Path: utzoo!mnetor!uunet!husc6!mailrus!ames!amdahl!nsc!voder!apple!bcase
From: bcase@Apple.COM (Brian Case)
Newsgroups: comp.arch
Subject: Re: The WM Machine
Message-ID: <9331@apple.Apple.Com>
Date: 5 May 88 18:39:36 GMT
References: <5339@aw.sei.cmu.edu>
Reply-To: bcase@apple.UUCP (Brian Case)
Organization: Apple Computer Inc, Cupertino, CA
Lines: 54

In article <5339@aw.sei.cmu.edu> firth@sei.cmu.edu (Robert Firth) writes:
>Two Operations per Instruction
>------------------------------
>This feature seems to me quite unwarranted.  One major point of a RISC
>design is that instructions are simple enough to be executed quickly.
>But here is a machine where, within one instruction, there are two
>operations, the one gated on the result of the other.  This forces the
>instruction to take twice as long, regardless of how many execution
>units might be available.

No, no, no.  The data dependency rule is included specifically to allow
a pipeline stage between the two ALUs.  Wulf is clearly assuming the 
pipestage is implemented (at least it is clear to me).  The basic cycle
of the WM machine should be no longer than that of any other RISC machine.

>A design in which twice as many instructions are executed, but successive
>instructions are independent, clearly cannot perform worse, and will perform
>better if several execution units can be run in parallel.  One main lesson
>of prior designs - achieve higher parallelism by uncoupling mutually dependent
>operations - has simply been ignored.

I don't think Wulf is ignoring anything.  The complexity of an n-instruction-
at-a-time (n > 1) is much greater than that of a WM machine.  I don't know
how much greater, but it is greater.  Maybe significantly.

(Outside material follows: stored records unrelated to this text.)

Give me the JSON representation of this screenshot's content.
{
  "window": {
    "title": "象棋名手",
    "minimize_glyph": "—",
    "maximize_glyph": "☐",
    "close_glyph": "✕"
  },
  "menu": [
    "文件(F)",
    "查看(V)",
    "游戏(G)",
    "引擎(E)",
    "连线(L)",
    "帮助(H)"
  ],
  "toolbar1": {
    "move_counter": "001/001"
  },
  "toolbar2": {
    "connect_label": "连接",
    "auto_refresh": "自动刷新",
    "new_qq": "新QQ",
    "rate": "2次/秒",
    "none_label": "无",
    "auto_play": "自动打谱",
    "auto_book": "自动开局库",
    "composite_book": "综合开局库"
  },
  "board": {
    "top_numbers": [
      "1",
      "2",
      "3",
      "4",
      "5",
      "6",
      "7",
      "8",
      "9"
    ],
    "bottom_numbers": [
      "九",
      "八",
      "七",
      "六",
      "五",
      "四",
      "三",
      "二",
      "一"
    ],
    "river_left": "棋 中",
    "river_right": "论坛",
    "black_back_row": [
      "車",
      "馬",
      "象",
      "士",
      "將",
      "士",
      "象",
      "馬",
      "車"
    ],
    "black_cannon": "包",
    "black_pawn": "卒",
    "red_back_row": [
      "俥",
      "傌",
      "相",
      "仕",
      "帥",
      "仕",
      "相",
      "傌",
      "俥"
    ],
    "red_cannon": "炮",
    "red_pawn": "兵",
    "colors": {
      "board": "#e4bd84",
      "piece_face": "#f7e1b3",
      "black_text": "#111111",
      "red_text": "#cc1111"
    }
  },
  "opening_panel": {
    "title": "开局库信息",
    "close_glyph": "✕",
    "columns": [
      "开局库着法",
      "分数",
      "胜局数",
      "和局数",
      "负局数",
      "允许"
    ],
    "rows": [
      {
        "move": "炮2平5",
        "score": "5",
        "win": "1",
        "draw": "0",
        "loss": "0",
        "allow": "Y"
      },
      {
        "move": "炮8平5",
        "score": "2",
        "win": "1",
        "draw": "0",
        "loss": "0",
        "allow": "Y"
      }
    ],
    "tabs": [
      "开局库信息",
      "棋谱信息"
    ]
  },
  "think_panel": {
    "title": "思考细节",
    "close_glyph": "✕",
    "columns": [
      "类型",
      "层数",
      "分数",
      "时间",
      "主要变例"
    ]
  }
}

>The WM sketch intends the first half of each instruction to be overlapped with
>the second half of the preceding instruction, and there is a dependency
>rule about that.  But the same apparatus is all that is needed to execute
>independent instructions in parallel, so the implementation complexity of
>WM is no less, but its performance is impeded by the extra dependency
>within each instruction.

The implementation complexity of WM is A LOT LESS than a machine that tries
to execute two instructions at the same time (two less register file ports,
no "scoreboarding" needed, etc.).  At least *I* would much rather implement
a WM than a two-instruction-at-a-time conventional RISC.  However, the
performance of a two-instruction-at-a-time conventional RISC might be greater,
and is generalizable (but then, just implement a two-instruction-at-a-time
version of the WM...).

>Moreover, there are several RISC machines where a comparison,
>test, and jump decision can be done in one cycle.  Therefore, no purpose
>is served by separating the comparison from the jump decision, since
>there is no latency to be overlapped.  And the branch-delay optimisation
>issue is equally present, under a different guise, in the WM machine, as
>its author admits.

Those RISC machines that implement compare/branch in one instruction are
fudging a bit (unless the compare is very simple, like == 0, == reg, != 0,
!= reg).  The purpose served by separating the compare from the branch is
quite important!  This is called, by some, branch spreading, and it allows
early evaluation of the branch so that latency is reduced to zero.  This
is my one big complaint with Wulf's paper:  he didn't reference previous
branch spreading work done on CRISP and RIDGE machines.